Pengajian kitab Al-Hikam yang dilaksanakan setiap malam Jum’at itu, atas usulan dari para peserta yang menjadi Pegawai / Karyawan, dirobah menjadi hari Minggu pagi sampai sekarang. Sebelum pengajian kitab Al-Hikam didahului dengan Sholat Tasbih berjama’ah dan Mujahadah Sholawat Wahidiyah. Pada suatu Pengajian kitab Al-Hikam  Beliau menjelaskan tentang “HAQIQOTUL WUJUD” sampai pengertian dan penerapan “BIHAQIQOTIL MUHAMMA-DIYYAH” yang dikemudian hari disempurnakan dengan penerapan “LIRROSUL-BIRROSUL”. Pada saat itu tersusunlah Sholawat yang ke tiga yaitu :
عَلَـِيْكَ نـُوْرَ الْخَلْقِ هَـادِيَ اْلأَنَامْ
فَـقَــدْ ظَـلَـمْـتُ أَبـَدًا وَّرَ بّـنـِـىْ
فـَإ ِنْ تـَرُدَّ كُـنْـتُ شَـخـْصًا هَالِكَا
*
*
*
يَاشَـافِـعَ الْخَلْقِ الصَّلاَة ُ وَالسَّلاَمْ
وََأَصْــلَـهُ وَرُوْحَــه ُ أَدْرِكـْـــنــِى
وَلَيـْــسَ  لِى يَا سَـيِّـدِىْ سِـوَاكـَا
Sholawat yang ke tiga ini disebut “SHOLAWAT TSALJUL QULUB” (Sholawat salju hati / pendingin hati). Nama lengkapnya “SHOLAWAT TSALJUL GHUYUUB LITABRIIDI HAROROTIL-QULUUB” (Sholawat Salju dari alam ghoib untuk mendinginkan hati yang panas).

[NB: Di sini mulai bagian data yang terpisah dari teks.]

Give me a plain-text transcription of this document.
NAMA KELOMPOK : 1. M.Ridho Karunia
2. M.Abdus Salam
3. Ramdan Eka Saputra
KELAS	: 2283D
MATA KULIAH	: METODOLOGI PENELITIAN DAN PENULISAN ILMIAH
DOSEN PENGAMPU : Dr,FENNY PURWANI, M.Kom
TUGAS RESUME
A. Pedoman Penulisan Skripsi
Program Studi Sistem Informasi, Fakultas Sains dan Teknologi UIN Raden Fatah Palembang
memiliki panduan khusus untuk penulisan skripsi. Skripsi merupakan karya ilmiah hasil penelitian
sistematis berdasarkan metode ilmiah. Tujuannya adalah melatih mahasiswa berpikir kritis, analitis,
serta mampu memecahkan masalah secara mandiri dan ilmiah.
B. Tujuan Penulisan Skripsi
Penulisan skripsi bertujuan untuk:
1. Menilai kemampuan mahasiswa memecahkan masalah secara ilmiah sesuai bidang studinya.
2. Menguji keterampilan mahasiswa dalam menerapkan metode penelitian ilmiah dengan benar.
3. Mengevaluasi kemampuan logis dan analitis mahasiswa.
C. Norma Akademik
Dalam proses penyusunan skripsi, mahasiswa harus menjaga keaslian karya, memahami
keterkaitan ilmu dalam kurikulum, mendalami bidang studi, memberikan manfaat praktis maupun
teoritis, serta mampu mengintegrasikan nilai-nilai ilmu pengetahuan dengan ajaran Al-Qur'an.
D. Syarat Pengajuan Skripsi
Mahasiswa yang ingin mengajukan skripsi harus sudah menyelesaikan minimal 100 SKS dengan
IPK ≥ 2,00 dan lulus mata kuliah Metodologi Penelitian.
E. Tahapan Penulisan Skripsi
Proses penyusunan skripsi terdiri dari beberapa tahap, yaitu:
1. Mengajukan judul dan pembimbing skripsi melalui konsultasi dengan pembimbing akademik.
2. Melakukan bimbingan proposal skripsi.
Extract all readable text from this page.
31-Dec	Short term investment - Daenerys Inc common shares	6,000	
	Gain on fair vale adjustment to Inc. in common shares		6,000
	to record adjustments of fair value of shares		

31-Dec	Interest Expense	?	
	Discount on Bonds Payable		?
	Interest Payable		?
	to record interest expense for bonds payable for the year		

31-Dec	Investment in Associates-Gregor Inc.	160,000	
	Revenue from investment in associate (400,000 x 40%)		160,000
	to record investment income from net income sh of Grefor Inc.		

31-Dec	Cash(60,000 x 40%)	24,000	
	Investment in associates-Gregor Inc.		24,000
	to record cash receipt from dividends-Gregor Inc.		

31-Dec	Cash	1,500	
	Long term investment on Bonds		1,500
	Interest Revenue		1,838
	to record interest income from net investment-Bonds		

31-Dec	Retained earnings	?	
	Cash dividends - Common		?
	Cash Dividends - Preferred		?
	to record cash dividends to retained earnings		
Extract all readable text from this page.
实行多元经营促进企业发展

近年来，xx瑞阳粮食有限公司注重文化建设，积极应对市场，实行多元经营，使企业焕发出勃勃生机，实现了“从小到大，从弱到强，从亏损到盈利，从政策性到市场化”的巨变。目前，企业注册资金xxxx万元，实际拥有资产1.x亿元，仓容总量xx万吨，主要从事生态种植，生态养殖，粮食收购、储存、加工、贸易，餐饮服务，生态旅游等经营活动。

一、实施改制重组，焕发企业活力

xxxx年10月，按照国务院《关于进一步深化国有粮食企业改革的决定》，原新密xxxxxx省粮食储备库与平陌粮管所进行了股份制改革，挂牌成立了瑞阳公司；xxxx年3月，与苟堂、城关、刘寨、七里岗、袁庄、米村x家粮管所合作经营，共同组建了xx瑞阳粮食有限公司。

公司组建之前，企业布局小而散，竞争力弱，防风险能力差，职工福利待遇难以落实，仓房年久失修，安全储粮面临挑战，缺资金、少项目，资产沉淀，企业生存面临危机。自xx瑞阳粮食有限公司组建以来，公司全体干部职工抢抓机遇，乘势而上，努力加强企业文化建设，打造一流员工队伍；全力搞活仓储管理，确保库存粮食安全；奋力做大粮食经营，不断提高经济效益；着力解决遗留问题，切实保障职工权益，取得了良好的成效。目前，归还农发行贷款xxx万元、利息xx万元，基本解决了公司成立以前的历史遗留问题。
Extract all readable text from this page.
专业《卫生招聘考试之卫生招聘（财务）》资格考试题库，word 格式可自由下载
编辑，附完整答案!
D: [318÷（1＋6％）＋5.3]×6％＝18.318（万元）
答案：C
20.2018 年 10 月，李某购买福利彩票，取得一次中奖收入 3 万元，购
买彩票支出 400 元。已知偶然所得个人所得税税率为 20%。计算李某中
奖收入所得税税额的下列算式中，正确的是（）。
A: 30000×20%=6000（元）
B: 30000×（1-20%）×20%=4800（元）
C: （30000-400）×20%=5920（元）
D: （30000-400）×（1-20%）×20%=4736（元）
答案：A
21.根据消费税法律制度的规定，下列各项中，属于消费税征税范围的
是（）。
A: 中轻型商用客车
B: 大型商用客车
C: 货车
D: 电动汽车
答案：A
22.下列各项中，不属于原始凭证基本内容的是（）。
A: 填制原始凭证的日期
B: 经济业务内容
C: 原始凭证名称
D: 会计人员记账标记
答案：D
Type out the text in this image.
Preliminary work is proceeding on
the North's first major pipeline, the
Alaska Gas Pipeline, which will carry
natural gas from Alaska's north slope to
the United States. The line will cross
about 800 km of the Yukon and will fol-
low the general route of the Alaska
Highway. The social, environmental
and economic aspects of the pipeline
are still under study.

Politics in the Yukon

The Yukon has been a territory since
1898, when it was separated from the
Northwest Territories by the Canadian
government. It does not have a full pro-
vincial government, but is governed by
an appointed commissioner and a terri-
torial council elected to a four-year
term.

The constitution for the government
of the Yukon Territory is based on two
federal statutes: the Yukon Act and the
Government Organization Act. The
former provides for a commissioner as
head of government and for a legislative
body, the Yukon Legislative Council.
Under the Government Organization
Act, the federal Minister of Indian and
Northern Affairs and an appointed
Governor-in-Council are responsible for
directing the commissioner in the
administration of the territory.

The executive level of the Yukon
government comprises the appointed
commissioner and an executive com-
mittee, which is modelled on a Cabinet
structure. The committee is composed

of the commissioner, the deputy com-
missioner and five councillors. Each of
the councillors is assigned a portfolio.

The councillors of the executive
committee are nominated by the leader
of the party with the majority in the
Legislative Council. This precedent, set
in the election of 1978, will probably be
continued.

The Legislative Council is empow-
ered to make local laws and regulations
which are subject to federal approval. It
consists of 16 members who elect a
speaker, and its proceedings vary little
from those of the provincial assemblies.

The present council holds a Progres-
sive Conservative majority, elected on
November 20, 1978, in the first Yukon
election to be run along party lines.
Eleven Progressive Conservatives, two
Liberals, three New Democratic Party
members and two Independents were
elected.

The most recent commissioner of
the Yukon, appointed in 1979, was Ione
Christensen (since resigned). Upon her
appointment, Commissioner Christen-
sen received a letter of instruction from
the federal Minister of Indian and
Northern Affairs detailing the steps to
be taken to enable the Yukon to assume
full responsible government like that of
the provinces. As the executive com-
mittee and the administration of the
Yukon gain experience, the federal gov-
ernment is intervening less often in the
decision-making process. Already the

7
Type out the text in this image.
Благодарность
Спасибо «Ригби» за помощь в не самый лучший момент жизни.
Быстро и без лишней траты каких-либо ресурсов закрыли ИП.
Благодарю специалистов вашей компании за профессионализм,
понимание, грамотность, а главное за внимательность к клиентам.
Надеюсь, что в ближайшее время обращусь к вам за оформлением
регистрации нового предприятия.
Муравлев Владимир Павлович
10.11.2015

Ketiga rangkaian Sholawat tersebut diawali dengan surat Al-Fatihah, diberi nama“SHOLAWAT WAHIDIYAH”. Kata “WAHIDIYAH” diambil sebagai tabarukan (mengambil berkah) salah satu dari “ASMAUL HUSNA” yang terdapat dalam Sholawat yang pertama, yaitu “WAAHIDU”, artinya “MAHA SATU”. Satu tidak bisa dipisah-pisahkan lagi. Mutlak SATU AZALAN WA ABADAN. “SATU” bagi Alloh tidak seperti “satu”-nya” makhluq.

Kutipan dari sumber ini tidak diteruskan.